I personally don’t view them as orthogonal. From the use-cases motivating this PEP, installing installer tools on a machine but knowing how to use them isn’t useful. If a user is going to have to manually run a command to use the tools then they can be in charge of also doing the installation to begin with (and yes, to me that means PEP 517+518 are basically a unit with PEP 518 introducing pyproject.toml on top of it).

Yep, as long as “this tool” means “whatever installation tool you choose”.

Nope, I think you’re making a leap here from “VS Code support” that I wasn’t trying to imply. If this PEP was accepted, then the Python extension of VS Code could use it to automatically install dependencies for you. Otherwise you can still install things manually in the terminal like you do now (i.e. there isn’t any loss of support that we currently have, but this would open more possibilities for us to help users get set up).

That’s between you and your tooling.

Steve answered this, but wrapping a pip install -r requirements.txt in a Python script should be trivial, so I don’t view that as much of a blocker, just like having setuptools call wheel isn’t something that’s burdensome either.

Can’t because we are not providing the environment, we are just trying to help install packages into an environment.

An earlier version of this PEP tried to also tie in environment creation, but was left out as it was muddling everything. So your latter view of seeding/installing some packages into an existing environment is the accurate one.
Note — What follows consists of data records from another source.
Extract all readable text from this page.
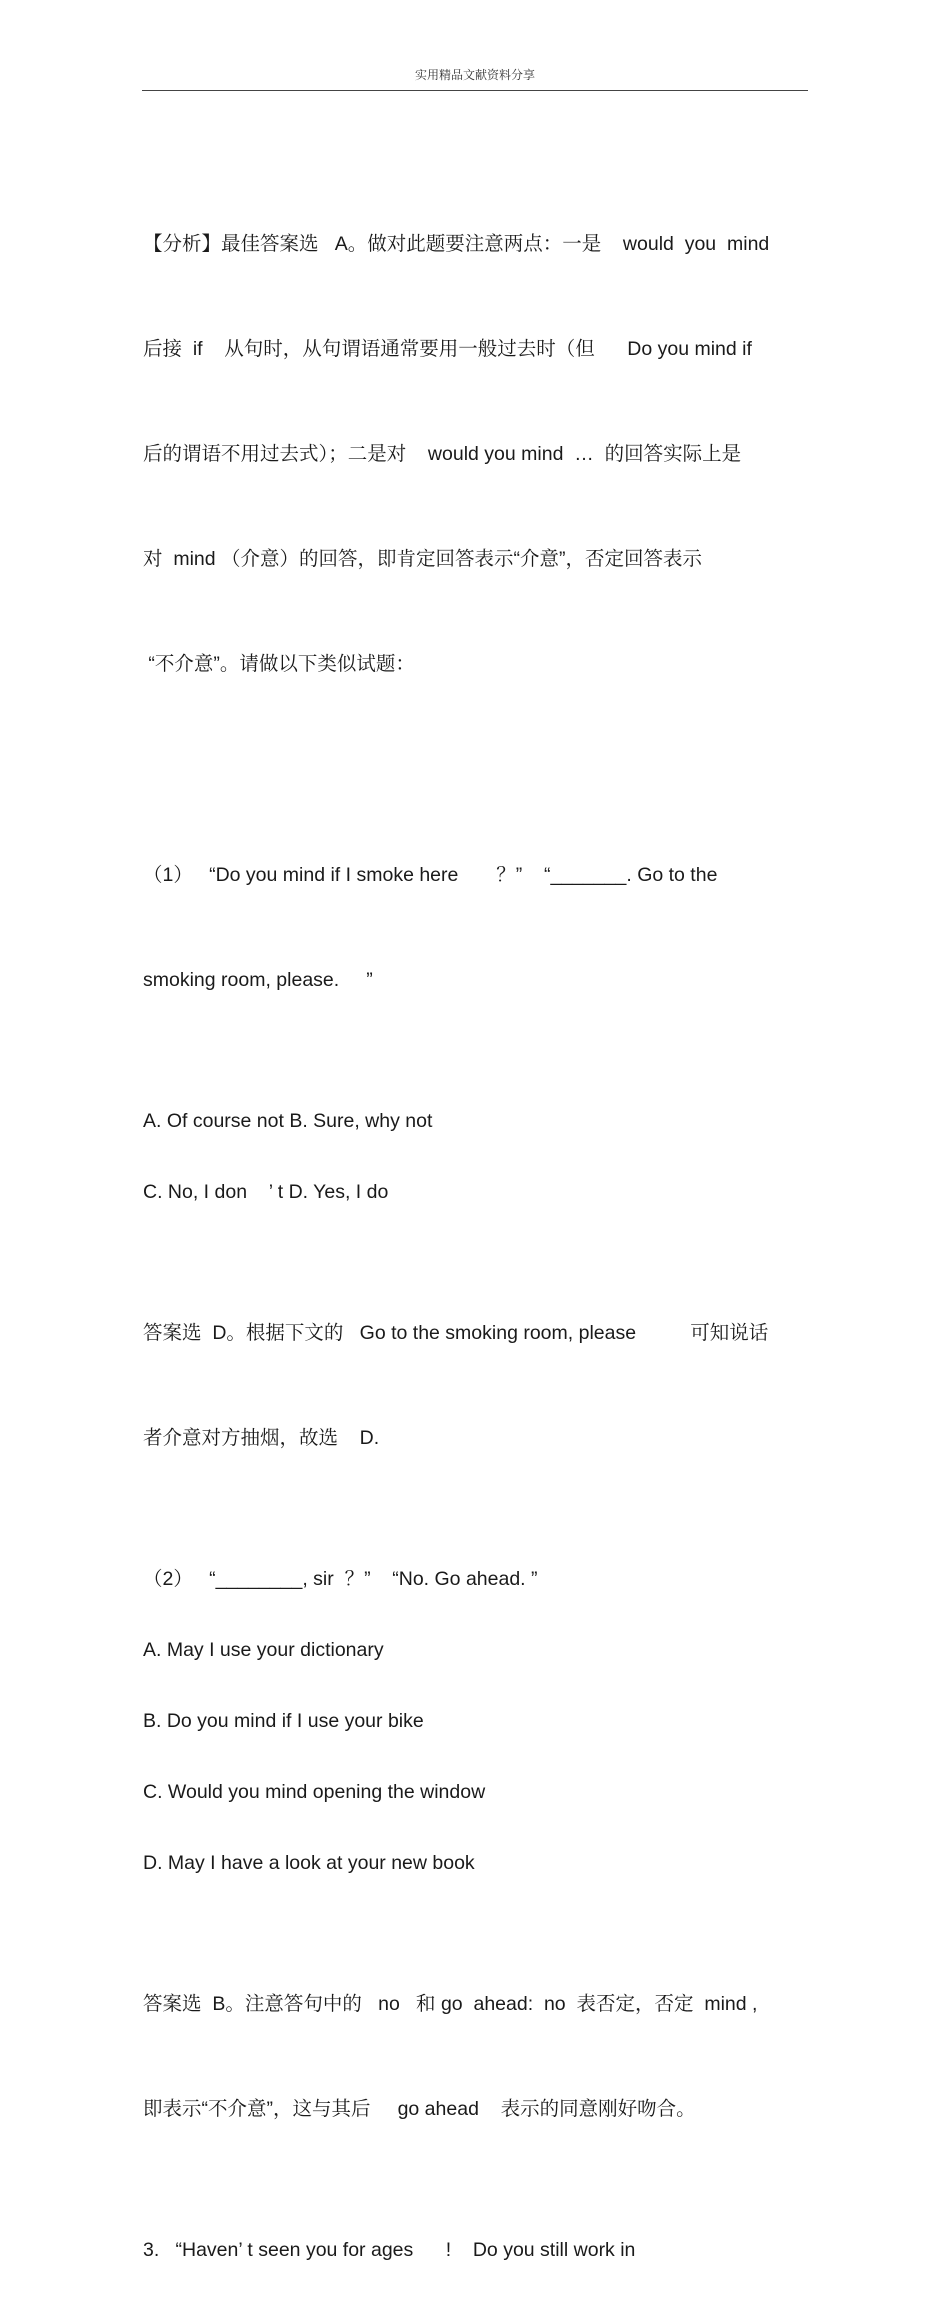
实用精品文献资料分享

【分析】最佳答案选   A。做对此题要注意两点：一是    would  you  mind

后接  if    从句时，从句谓语通常要用一般过去时（但      Do you mind if

后的谓语不用过去式）；二是对    would you mind  …  的回答实际上是

对  mind （介意）的回答，即肯定回答表示“介意”，否定回答表示

“不介意”。请做以下类似试题：

（1）   “Do you mind if I smoke here       ？”    “_______. Go to the

smoking room, please.     ”

A. Of course not B. Sure, why not
C. No, I don    ’ t D. Yes, I do

答案选  D。根据下文的   Go to the smoking room, please          可知说话

者介意对方抽烟，故选    D.

（2）   “________, sir  ？”    “No. Go ahead. ”
A. May I use your dictionary
B. Do you mind if I use your bike
C. Would you mind opening the window
D. May I have a look at your new book

答案选  B。注意答句中的   no   和 go  ahead:  no  表否定，否定  mind ,

即表示“不介意”，这与其后     go ahead    表示的同意刚好吻合。

3.   “Haven’ t seen you for ages      !    Do you still work in
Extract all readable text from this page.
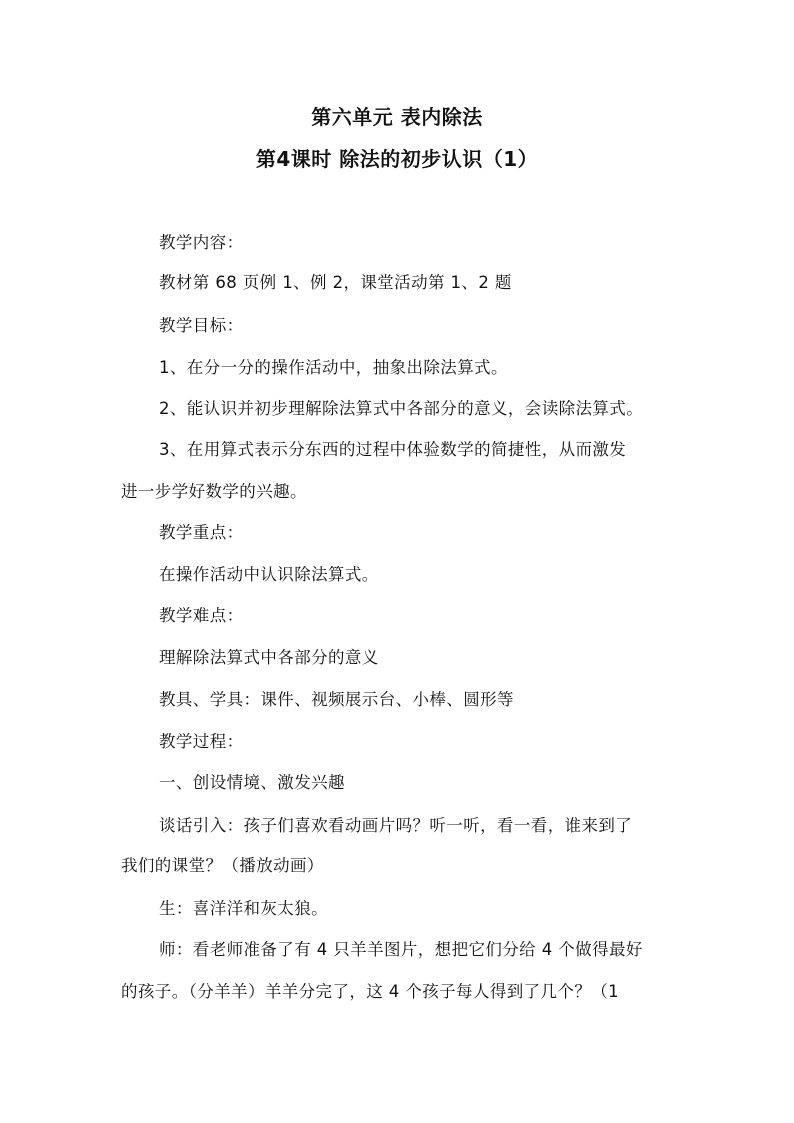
第六单元 表内除法
第4课时 除法的初步认识（1）
教学内容：
教材第 68 页例 1、例 2，课堂活动第 1、2 题
教学目标：
1、在分一分的操作活动中，抽象出除法算式。
2、能认识并初步理解除法算式中各部分的意义，会读除法算式。
3、在用算式表示分东西的过程中体验数学的简捷性，从而激发
进一步学好数学的兴趣。
教学重点：
在操作活动中认识除法算式。
教学难点：
理解除法算式中各部分的意义
教具、学具：课件、视频展示台、小棒、圆形等
教学过程：
一、创设情境、激发兴趣
谈话引入：孩子们喜欢看动画片吗？听一听，看一看，谁来到了
我们的课堂？（播放动画）
生：喜洋洋和灰太狼。
师：看老师准备了有 4 只羊羊图片，想把它们分给 4 个做得最好
的孩子。（分羊羊）羊羊分完了，这 4 个孩子每人得到了几个？（1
Now to me, it flows naturally to then potentially define an API for creating a fresh environment after which it can be populated using this environment.

@sdispater and @techalchemy can join in if they want, but I also would not be shocked if people create wrappers around any tools they may want to use, so buy-in from tools would be very nice but isn’t required for this to work (e.g. I would probably create a wrapper around pip-tools if they didn’t want to support this).

To be abundantly clear, I care about solutions to the scenarios this PEP has outlined, not the solution itself. So if people can come up with a different solution that everyone can agree to I’m all in on that. But without a solution I feel like we are then telling the world that they should just standardize on requirements.txt and pip which seems unnecessarily restrictive, under-specified, and not great for e.g. pipenv and Poetry.